Tuesday 8 October 7:50 am cool, overcast
I'm standing at our window on the courtyard of this very quiet hotel. As I looked out to see what kind of sky there was today, there in a window above, was the pajama-ed figure of a man also looking up at the sky. Now the gate of the hotel is opening and the lady who runs it has walked in to start the day and to softly clatter dishes in preparation for our breakfasts.
4:30 p.m. (Gourdon)
We spent the morning strolling around Domme going back and forth in the narrow lovely streets, stopping to look at the spectacular view from various parts of the wall. We went into the lovely simple church that had very rich stained-glass.
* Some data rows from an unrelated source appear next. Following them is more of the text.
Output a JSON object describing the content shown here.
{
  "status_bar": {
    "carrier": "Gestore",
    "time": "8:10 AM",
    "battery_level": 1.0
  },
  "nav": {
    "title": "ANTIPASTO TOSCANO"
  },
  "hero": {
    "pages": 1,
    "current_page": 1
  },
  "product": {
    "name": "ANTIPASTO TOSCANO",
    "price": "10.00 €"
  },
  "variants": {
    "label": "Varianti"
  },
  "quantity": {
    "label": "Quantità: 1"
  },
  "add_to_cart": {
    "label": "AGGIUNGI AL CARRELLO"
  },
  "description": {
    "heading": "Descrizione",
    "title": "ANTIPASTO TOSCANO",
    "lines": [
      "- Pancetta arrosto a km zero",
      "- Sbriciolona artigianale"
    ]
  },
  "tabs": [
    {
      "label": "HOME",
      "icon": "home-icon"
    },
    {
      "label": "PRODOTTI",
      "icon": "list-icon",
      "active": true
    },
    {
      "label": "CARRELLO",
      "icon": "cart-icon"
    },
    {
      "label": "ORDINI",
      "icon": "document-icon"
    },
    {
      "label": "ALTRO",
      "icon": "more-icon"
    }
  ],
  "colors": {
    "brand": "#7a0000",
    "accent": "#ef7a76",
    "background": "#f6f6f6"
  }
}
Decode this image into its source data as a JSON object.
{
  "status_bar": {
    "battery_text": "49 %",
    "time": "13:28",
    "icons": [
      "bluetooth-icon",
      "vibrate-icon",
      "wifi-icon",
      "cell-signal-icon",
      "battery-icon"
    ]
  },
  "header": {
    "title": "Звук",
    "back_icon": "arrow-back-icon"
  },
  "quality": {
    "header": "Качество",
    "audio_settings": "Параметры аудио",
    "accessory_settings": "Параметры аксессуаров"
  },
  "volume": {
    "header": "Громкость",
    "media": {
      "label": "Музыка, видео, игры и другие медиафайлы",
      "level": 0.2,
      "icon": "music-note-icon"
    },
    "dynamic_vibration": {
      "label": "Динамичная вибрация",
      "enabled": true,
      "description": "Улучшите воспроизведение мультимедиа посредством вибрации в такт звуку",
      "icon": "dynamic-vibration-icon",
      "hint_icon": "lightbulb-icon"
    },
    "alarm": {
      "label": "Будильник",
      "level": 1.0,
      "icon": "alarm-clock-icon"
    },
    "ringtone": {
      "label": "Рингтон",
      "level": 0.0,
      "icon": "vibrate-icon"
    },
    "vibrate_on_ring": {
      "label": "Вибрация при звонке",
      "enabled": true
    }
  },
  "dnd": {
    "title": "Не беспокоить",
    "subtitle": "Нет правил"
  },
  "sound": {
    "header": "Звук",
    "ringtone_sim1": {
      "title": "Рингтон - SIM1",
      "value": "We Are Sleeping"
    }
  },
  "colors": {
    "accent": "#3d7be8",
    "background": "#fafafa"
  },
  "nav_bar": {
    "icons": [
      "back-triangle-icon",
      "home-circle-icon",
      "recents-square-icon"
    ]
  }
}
I paid 1FF to use a disgusting public toilet.
By 11:00, the sun came out and it was a breezy 20C. We left town and discovered to our horror that we had a stiff climb ahead of us if we want to keep to smaller roads. So UP we went 3 km to some tableland where we were amazed to ride for 2 km on absolutely flat terrain past a site with many many satellite dishes and sign posted at frequent intervals that said
| Défense de penetre|
Défense de photographer
Penal code 76
We then began a 6 km descent to Nabirat. As we descended, the forest lands diminiished and we started to see tobacco fields and a big barn with tobacco leaves hanging formt eh rafters to dry.
There was one horrendous short steep climb just before Nabirat. I was going 4 km/hr (I could have walked faster). Nabirat was shut up tight as a drum, shutters closed, curtains drawn. We began the ascent to Gourdon.